Com uma carreira pontuada por títulos como Taxi Driver (1976) e O Aviador (The Aviator, 2004), Martin Scorsese se aventurou no universo infanto-juvenil ao dirigir A Invenção de Hugo Cabret (Hugo, 2011). O diretor, em entrevista, confessou ter feito referências à própria infância no longa, e disse sentir-se como o protagonista, um garoto muito influenciado pelo pai. No caso de Scorsese, uma herança paterna foi a paixão pelo cinema, reverenciado nesse filme.
Baseado em livro homônimo de Brian Selznick e ambientado na Paris dos anos 1930, esta ode ao cinema apresenta a história do solitário Hugo Cabret (Asa Butterfield), órfão cuja moradia é o relógio de uma estação de trem. Já então, percebe-se uma alusão aos primeiros passos da sétima arte: A Chegada do Trem na Estação (L’arrivée d’un train à la Ciotat, 1896), dos irmãos Lumière, foi um dos marcos do cinema recém-nascido. Dizem que o público, na época, assustou-se com a imagem do trem que se aproximava – cena que, por sinal, foi reproduzida por Scorsese no filme.
Sob certa ótica, é possível afirmar que o tempo é outra temática do longa. “O tempo é tudo, tudo” – exprime a máxima dita nos primeiros momentos, enquanto uma luminosa Paris é comparada ao formato de um grande relógio. Hugo vive em um local de trânsito e passagem. Ele não se sente em casa, perseguido por um mal-humorado inspetor e abandonado pelo tio beberrão, como se fosse uma peça sobressalente e deslocada nessa grande máquina que é o mundo. Dentro do relógio onde mora, o menino parece imune ao tempo, congelado nas lembranças tristes do falecido pai. Este, não por acaso, era relojoeiro, e transmitiu ao filho o dom de consertar objetos. Inicialmente, Hugo tem o papel de mero observador. Do relógio, no centro da estação, ele pode ver o cotidiano das milhares de pessoas que passam por ali todos os dias. Curiosamente, a tradução de relojoeiro no inglês é “watchmaker“, sendo que o verbo “to watch” significa também “assistir” ou “observar”.
George Méliès homenageado na produção pelo ator Ben Kingsley.
George Méliès (Ben Kingsley), produtor e cineasta nos primórdios da sétima arte, é o grande homenageado por Scorsese. Depois de ter vivido a era de ouro no início do século, o já idoso e rabugento Méliès vive a decadência pós-guerra como vendedor de berloques e artigos de ilusionismo na estação de trem.
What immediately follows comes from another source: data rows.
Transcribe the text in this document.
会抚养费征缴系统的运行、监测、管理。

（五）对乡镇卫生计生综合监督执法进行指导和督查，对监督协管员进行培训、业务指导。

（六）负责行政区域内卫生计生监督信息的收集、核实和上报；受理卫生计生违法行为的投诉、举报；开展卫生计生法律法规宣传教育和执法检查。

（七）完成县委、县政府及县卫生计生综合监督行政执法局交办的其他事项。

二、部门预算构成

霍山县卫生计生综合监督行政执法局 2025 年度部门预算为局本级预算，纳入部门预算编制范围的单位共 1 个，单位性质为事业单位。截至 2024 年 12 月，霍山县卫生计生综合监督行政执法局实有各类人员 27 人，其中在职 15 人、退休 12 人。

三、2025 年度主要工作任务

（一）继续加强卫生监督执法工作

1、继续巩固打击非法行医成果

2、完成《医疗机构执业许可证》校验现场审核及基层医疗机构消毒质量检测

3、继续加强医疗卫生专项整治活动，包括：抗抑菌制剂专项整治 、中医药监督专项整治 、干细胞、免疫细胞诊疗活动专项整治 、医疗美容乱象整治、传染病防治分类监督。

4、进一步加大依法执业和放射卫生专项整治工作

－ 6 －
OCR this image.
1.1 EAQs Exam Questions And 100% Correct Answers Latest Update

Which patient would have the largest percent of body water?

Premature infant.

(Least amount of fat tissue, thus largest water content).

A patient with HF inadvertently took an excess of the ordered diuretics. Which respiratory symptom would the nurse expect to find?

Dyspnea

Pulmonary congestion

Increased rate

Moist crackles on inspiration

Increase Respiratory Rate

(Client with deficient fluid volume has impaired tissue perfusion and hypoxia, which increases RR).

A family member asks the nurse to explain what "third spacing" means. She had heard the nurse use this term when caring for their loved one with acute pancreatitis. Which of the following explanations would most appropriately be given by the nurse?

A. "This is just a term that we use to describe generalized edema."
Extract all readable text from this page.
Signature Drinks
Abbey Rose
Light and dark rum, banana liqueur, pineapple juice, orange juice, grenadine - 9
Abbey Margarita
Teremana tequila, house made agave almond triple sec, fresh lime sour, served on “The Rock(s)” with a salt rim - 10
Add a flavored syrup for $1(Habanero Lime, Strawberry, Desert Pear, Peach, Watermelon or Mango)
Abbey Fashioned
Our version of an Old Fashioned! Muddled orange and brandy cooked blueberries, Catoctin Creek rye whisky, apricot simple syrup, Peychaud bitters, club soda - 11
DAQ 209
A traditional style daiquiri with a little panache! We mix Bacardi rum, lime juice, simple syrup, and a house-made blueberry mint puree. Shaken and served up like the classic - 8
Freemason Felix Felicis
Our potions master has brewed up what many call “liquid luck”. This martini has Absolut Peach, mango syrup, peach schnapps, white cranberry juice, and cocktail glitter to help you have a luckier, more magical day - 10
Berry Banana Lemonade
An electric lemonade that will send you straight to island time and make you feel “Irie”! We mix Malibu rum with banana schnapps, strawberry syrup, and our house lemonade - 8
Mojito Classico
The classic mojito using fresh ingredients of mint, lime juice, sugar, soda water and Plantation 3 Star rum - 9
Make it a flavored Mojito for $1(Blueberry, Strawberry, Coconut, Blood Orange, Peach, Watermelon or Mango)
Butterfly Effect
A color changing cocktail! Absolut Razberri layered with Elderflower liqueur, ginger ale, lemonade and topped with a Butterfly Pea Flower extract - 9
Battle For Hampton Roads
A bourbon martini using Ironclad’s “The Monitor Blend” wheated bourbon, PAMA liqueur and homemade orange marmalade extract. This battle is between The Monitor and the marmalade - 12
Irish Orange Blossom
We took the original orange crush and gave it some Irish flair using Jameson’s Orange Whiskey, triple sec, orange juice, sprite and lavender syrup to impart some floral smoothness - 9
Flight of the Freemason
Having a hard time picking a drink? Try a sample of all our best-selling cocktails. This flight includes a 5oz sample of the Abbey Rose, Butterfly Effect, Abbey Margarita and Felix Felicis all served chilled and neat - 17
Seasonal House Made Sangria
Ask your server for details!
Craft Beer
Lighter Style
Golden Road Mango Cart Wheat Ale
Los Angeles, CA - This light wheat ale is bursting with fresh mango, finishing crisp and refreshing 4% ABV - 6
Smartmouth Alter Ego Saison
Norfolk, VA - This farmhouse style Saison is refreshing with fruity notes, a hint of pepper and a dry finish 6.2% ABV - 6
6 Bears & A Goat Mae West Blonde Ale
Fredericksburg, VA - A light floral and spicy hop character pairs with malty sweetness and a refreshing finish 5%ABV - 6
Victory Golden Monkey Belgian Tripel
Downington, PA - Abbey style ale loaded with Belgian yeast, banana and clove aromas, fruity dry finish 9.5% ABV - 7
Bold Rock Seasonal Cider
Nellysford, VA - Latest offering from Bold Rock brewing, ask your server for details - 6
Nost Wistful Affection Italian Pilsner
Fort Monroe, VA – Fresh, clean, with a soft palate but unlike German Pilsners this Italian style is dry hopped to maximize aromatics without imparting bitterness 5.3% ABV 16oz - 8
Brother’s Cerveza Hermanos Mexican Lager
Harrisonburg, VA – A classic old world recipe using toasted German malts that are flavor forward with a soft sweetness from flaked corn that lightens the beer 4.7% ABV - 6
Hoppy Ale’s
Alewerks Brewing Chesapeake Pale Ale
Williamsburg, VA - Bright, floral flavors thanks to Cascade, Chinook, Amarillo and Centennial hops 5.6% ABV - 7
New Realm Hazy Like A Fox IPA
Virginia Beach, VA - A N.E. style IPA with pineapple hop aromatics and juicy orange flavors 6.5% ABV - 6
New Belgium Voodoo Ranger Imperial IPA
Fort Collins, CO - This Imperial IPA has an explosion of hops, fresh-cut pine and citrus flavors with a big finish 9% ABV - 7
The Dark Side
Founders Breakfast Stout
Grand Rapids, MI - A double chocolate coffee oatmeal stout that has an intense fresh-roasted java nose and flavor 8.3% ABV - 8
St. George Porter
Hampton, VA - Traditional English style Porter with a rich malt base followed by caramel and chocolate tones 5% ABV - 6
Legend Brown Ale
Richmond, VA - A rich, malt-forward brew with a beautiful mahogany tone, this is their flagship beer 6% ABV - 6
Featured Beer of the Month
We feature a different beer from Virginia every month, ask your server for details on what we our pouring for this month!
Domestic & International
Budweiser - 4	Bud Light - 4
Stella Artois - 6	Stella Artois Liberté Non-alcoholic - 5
Assim como Hugo, parece não pertencer ao lugar, e o tempo já teve efeito sobre ele e sobre os filmes que havia realizado. Méliès não é imune ao tempo como Cabret, e sim refém dele e de suas lembranças. Golpeado pela primeira grande guerra e superado pelas novas tecnologias, foi rapidamente esquecido, e suas mais de 500 produções perdidas. A reviravolta em sua vida acontece quando ele conhece o órfão Hugo que, junto a Isabelle (Chloë Grace Moretz), obriga Méliès a lembrar do passado e encarar a passagem do tempo como um triunfo e não uma derrota. Dessa forma, o velho e o novo, o obsoleto e o moderno, George e Hugo se unem para encontrar um ponto de equilíbrio.
Em dado momento, Hugo e Isabelle, em uma referência metalinguística, assistem, dentro da sala de cinema, à cena de O Homem Mosca (Safety Last, 1923), em que Harold Lloyd se pendura nos ponteiros de um relógio, do lado de fora de um prédio. Quase no final do filme de Scorsese, Hugo se vê na mesma situação de Lloyd. Percebe-se que o menino, antes espectador do mundo exterior, separado pelas engrenagens do relógio, agora se vê livre do passado triste e está pronto para viver o futuro. Como Pinóquio, em busca de um propósito de vida, Cabret encontra uma família e percebe que nunca foi uma peça excedente.
Com doses equilibradas de humor e sensibilidade, A Invenção de Hugo Cabret é uma união do melhor cinema hollywoodiano com pitadas do cinema artístico, principalmente o francês – inclusive no formato com valores familiares embutidos, típicos do modelo americano, e que se mostram na necessidade de Hugo, que representa a figura da criança, possuir um lar e uma família, ainda que não tradicional. Embora seja voltado para o público infanto-juvenil, traz reflexões e questionamentos filosóficos, além do tour sobre a história do cinema, que só pode ser plenamente percebido por quem tem certa bagagem.